En otro estudio abierto, Lott et al. (2003) incluyeron nueve sujetos tratados con donepezilo y seis sujetos no tratados. El objetivo fue observar la eficacia a corto plazo (cinco meses) del tratamiento con donepezilo sobre los síntomas de demencia en el síndrome de Down, utilizando para ello la escala DSDS (Down Syndrome Dementia Scale). Los autores observaron una mejoría estadísticamente significativa en las puntuaciones cognitivas en el grupo tratado.

Kondoh et al. (2005) refieren una notable mejoría sobre la calidad de vida en dos sujetos con síndrome de Down y DI grave que presentaban síntomas de enfermedad de Alzheimer. Se utilizó como medida de la eficacia, tras 6 meses de tratamiento con 5 mg/día de donepezilo, la escala de conducta adaptativa ABS-RC:2.

En un estudio abierto sobre 14 sujetos realizado en nuestro medio (Boada et al., 2005) con el objetivo de evaluar la eficacia y seguridad del donepezilo sobre los trastornos cognitivos y conductuales en población con síndrome de Down mayor de 40 años, tras 12 meses de tratamiento, se observó una mejora tanto en las escalas cognitivas como de actividades sociales (DMR), sobre todo en los primeros meses de tratamiento, comportándose de forma similar al estudio de Prasher et al. en los que la máxima respuesta se observa hacia la duodécima semana de tratamiento, para luego decrecer lentamente hasta la línea de placebo. A pesar de no obtenerse significación estadística, cuando se analizaron los resultados parcialmente, se observó una mejoría significativa en los ítems que valoran aspectos de lenguaje (p=0.05), mostrándose, en general, más receptivos y comunicadores respecto al control basal. No se observó respuesta al tratamiento en el control de los síntomas conductuales evaluados mediante la escala Aberrant Behaviour Checklist (ABC-ECA) en la que se valoran agitación, letargia, estereotipias, hiperactividad y locuacidad excesiva.

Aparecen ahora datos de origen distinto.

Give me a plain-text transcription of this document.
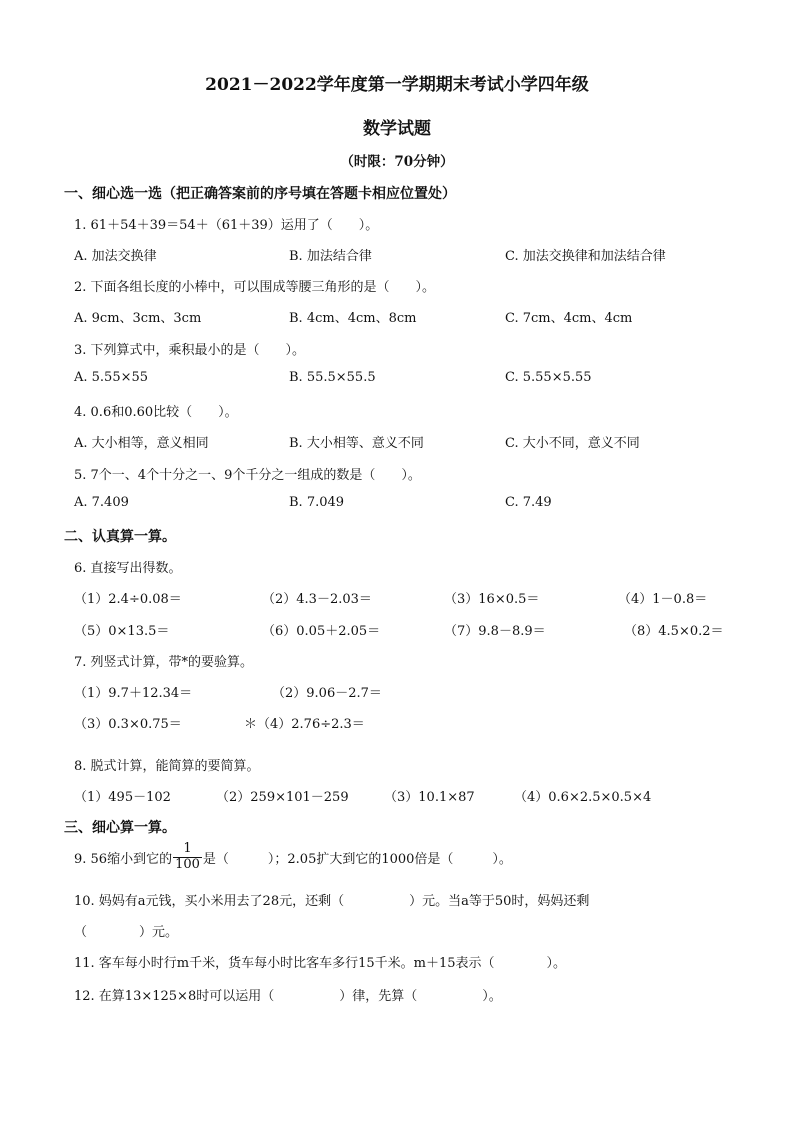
2021－2022学年度第一学期期末考试小学四年级
数学试题
（时限：70分钟）
一、细心选一选（把正确答案前的序号填在答题卡相应位置处）
1. 61＋54＋39＝54＋（61＋39）运用了（　　）。
A. 加法交换律	B. 加法结合律	C. 加法交换律和加法结合律
2. 下面各组长度的小棒中，可以围成等腰三角形的是（　　）。
A. 9cm、3cm、3cm	B. 4cm、4cm、8cm	C. 7cm、4cm、4cm
3. 下列算式中，乘积最小的是（　　）。
A. 5.55×55	B. 55.5×55.5	C. 5.55×5.55
4. 0.6和0.60比较（　　）。
A. 大小相等，意义相同	B. 大小相等、意义不同	C. 大小不同，意义不同
5. 7个一、4个十分之一、9个千分之一组成的数是（　　）。
A. 7.409	B. 7.049	C. 7.49
二、认真算一算。
6. 直接写出得数。
（1）2.4÷0.08＝	（2）4.3－2.03＝	（3）16×0.5＝	（4）1－0.8＝
（5）0×13.5＝	（6）0.05＋2.05＝	（7）9.8－8.9＝	（8）4.5×0.2＝
7. 列竖式计算，带*的要验算。
（1）9.7＋12.34＝	（2）9.06－2.7＝
（3）0.3×0.75＝	＊（4）2.76÷2.3＝
8. 脱式计算，能简算的要简算。
（1）495－102	（2）259×101－259	（3）10.1×87	（4）0.6×2.5×0.5×4
三、细心算一算。
9. 56缩小到它的 $\frac{1}{100}$ 是（　　　）；2.05扩大到它的1000倍是（　　　）。
10. 妈妈有a元钱，买小米用去了28元，还剩（　　　　　）元。当a等于50时，妈妈还剩
（　　　　）元。
11. 客车每小时行m千米，货车每小时比客车多行15千米。m＋15表示（　　　　）。
12. 在算13×125×8时可以运用（　　　　　）律，先算（　　　　　）。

Sobre el posible valor de la rivastigmina sólo hay un estudio abierto de Prasher y col. (2005), que la aplicaron a 17 pacientes con demencia de enfermedad de Alzheimer y SD durante 24 semanas. Se inició con una dosis de 1,5 mg que aumentó gradualmente hasta 12 mg. Compararon los efectos obtenidos con los de un grupo control (n=13) previamente estudiado con placebo. En ambos grupos hubo deterioro, pero la tasa de cambio del funcionamiento global y de la conducta adaptativa fue algo menor en el grupo tratado con rivastigmina.

b) Memantina. Diferentes datos implican al receptor glutamatérgico NMDA en la patofisiología de diversos trastornos neuropsiquiátricos, incluyendo la esquizofrenia, alteraciones del estado de ánimo, trastorno obsesivo-compulsivo y autismo. La memantina es un fármaco catalogado como agonista parcial o antagonista no competitivo de los receptores glutamatérgicos NMDA. Como tal, parece restaurar la actividad del transmisor glutamato en situaciones en que dicha actividad está alterada y puede resultar lesiva. Esa es la razón por la que se emplea la memantina en el tratamiento de las fases precoces de la enfermedad de Alzheimer en donde se cree que el exceso de glutamato está contribuyendo a lesionar y dañar neuronas en el hipocampo.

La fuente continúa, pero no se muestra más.